Большой мастер был сдерживаться и притворяться он, дед будущего Ивана Грозного, но тут не выдержал — швырнул в дерзкого своим массивным жезлом... Жезл угодил Губе прямо в голову...
— Собака!.. Отдать псам ево мерзкий, хульный язык!
Латники бросились на Селезнева и увели его подальше. Холмский почтительно подал жезл разгневанному владыке.
— Кто там еще? —
— Арзубьев Киприян, государь.
— А! Арзубьев... Все — латынцы.
Арзубьев молчал, но видно было, что это стоило ему большого труда.
— А сей кто?
— Сухощек Еремей, чашник владычний.
— И чашник приложился к латынству... до чего дошло.
— К латынству мы не прилагались, — тихо отвечал Сухощек.

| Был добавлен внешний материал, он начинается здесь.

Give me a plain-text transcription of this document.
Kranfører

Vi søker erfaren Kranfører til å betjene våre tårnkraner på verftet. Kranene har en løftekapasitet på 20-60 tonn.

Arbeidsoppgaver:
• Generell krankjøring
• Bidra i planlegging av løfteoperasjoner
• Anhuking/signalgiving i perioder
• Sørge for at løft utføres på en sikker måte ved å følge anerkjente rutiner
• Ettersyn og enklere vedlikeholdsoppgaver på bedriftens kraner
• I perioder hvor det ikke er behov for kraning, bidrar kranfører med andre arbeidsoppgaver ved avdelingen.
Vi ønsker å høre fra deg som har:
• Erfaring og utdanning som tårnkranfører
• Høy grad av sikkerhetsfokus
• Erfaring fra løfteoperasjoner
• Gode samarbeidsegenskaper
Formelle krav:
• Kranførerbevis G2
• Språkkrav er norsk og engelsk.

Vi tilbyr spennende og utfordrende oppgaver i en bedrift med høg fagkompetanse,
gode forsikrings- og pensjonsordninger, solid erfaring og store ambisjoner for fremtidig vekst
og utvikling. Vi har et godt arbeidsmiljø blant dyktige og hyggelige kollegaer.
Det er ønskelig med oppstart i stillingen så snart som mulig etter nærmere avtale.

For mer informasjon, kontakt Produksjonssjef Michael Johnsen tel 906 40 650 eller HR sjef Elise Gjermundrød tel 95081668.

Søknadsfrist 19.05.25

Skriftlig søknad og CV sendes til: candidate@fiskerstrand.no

Великий князь глянул на Бородатого, который смирно стоял около своего мешка с летописями и беззвучно шевелил губами, как бы читая молитву.

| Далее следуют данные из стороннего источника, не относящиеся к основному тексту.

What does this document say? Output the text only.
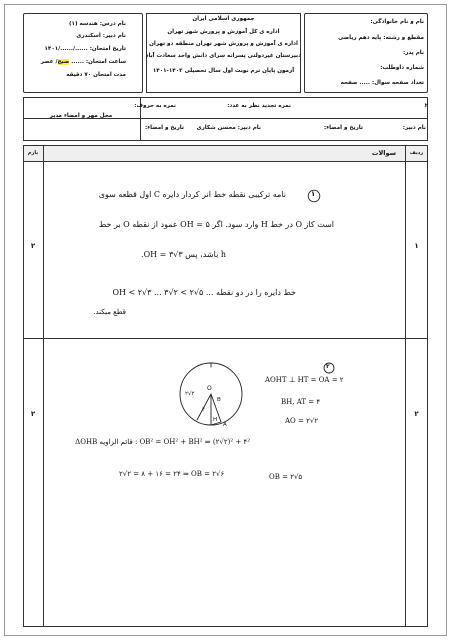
نام درس: هندسه (۱)
نام دبیر: اسکندری
تاریخ امتحان: ....../....../۱۴۰۱
ساعت امتحان: ...... صبح/ عصر
مدت امتحان ۷۰ دقیقه
جمهوری اسلامی ایران
اداره ی کل آموزش و پرورش شهر تهران
اداره ی آموزش و پرورش شهر تهران منطقه دو تهران
دبیرستان غیردولتی پسرانه سرای دانش واحد سعادت آباد
آزمون پایان ترم نوبت اول سال تحصیلی ۱۴۰۲-۱۴۰۱
نام و نام خانوادگی:
مقطع و رشته: پایه دهم ریاضی
نام پدر:
شماره داوطلب:
تعداد صفحه سوال: ..... صفحه
۲
نمره تجدید نظر به عدد:
نمره به حروف:
محل مهر و امضاء مدیر
نام دبیر:
تاریخ و امضاء:
نام دبیر: محسن شکاری
تاریخ و امضاء:
ردیف
سوالات
بارم
۱
۲
۲
۲
۱
نامه ترکیبی نقطه خط انر کردار دایره C اول قطعه سوی
است کاز O در خط H وارد سود. اگر OH = ۵ عمود از نقطه O بر خط
h باشد، پس ۳√۳ = OH.
خط دایره را در دو نقطه ... OH < ۲√۳ ... ۳√۲ < ۲√۵
قطع میکند.
۲
O
۲√۲
۴
H
A
B
AOHT ⊥ HT = OA = ۲
BH, AT = ۴
AO = ۲√۲
OB² = OH² + BH² ⇒ (۲√۲)² + ۴² : قائم الزاویه ΔOHB
۲√۲ = ۸ + ۱۶ = ۲۴ ⇒ OB = ۲√۶	OB = ۲√۵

— Подай, Степан, грамоту, — пояснил великий князь.
— Якову, государь?
— Каземирову.
Бородатый порылся в своем мешке, и, достав оттуда свиток, с поклоном подал великому князю. Тот развернул его.

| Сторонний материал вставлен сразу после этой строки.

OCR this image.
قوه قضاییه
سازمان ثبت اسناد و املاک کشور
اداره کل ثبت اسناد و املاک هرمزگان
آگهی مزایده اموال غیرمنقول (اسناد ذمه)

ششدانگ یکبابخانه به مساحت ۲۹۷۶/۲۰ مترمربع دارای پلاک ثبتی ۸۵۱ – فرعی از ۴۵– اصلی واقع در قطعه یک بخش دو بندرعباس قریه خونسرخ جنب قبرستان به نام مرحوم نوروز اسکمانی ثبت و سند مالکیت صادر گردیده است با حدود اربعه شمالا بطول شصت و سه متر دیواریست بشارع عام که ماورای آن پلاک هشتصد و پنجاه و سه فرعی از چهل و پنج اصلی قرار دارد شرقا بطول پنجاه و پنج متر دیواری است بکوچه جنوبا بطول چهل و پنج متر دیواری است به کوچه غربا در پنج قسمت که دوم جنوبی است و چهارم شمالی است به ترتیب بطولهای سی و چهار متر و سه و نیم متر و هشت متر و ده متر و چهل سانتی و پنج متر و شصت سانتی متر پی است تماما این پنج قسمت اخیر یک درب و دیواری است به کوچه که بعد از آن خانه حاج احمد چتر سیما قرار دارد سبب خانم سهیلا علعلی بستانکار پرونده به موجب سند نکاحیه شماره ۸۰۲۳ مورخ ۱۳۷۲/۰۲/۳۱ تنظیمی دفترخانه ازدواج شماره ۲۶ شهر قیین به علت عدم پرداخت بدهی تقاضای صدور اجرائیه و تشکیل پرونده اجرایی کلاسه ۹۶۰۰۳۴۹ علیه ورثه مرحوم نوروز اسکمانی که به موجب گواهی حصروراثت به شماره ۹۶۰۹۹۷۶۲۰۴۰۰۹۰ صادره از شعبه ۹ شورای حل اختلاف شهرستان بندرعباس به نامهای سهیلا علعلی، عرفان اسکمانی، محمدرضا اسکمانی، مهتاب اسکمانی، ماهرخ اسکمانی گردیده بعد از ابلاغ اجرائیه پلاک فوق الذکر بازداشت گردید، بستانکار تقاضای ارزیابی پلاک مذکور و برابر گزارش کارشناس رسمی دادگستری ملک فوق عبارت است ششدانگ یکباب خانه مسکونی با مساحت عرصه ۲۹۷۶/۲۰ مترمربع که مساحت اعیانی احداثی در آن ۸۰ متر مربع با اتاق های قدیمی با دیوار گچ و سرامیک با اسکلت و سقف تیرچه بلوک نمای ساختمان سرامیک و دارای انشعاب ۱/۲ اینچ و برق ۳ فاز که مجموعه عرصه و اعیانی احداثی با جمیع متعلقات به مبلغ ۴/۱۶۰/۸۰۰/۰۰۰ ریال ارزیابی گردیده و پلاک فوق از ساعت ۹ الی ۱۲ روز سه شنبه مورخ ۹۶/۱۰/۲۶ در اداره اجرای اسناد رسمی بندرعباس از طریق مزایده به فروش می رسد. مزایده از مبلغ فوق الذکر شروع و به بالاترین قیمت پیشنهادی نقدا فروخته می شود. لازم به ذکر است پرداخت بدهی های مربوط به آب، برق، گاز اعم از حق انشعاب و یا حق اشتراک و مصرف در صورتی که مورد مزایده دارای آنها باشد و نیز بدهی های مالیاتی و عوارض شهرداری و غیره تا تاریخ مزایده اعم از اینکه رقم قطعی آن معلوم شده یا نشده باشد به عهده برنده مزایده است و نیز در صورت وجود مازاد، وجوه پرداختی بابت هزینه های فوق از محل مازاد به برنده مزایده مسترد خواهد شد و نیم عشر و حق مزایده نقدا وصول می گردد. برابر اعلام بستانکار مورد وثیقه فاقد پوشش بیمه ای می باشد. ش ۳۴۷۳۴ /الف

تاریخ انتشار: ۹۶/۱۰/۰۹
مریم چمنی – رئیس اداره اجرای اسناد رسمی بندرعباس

— Это что? — показал он грамоту Сухощеку.
— Не вижу, — отвечал последний.
— Князь Данило, покажь ему грамоту, — обратился великий князь к Холмскому.
Тот взял из рук князя грамоту и поднес ее к Сухощеку.
— Узнаешь?
— Узнаю, наша грамота с королем Каземиром, — был ответ.
Холмский снова поднес грамоту великому князю. В это время из толпы пленных чьи-то глаза особенно жадно следили за грамотой. Это были глаза вечевого писаря, писавшего ее... «Пропала моя грамота! И голова моя пропала... Ах, грамотка, грамотка!.. Как заставки-то я выводил со старанием, какова киноварь-то была... О, Господи!..»
— Сия грамота — улика вам и отчине моей, Великому Новгороду, — спокойным, ровным голосом продолжал великий князь. — В ней вы отступили света благочестия и приложились к латынству, вы отдавали отчину мою, Великий Новгород, и самих себя латынскому государю — и то ваша вина... Вы, Еремей Сухощек, и Киприян Арзубьев, и Василей Селезнев-Губа, и Димитрий Борецкой, вы подъяли на меня, государя своего и отчича и дедича, меч крамолы — и то ваша вина.
Все молчали. Слышно было только, как где-то в отдалении жалобно выла собака да, перелетывая с груды на груду пепла, каркали вороны.
— И за таковую великую вину казнить сих четырех смертию — усечь топором головы, — закончил великий князь и дал знак рукою Холмскому.
Холмский поклонился и, отойдя несколько назад, обратился к алебардщикам, сопровождавшим пленных новгородцев:
— Ахметка Хабибулин!
— Я Ахметка.
От алебардщиков отделилось приземистое, коренастое чудовище с изрытым оспою лицом, с воловьего шеей и ручищами, бревноподобные пальцы которых, казалось, с большим удобством могли бы служить слону или носорогу, чем человеку. Маленькие, черненькие глазки его глубоко сидели под безбровым лбом и смотрели совсем добродушно. На плече у него покоилась алебарда, топор которой представлял отрезок в три четверти [72] длины и напоминал собою отрезок железного круга в колесо величиною.
72
Четверть — четверть аршина, пядень, 4 вершка, то есть всего 17,8 см.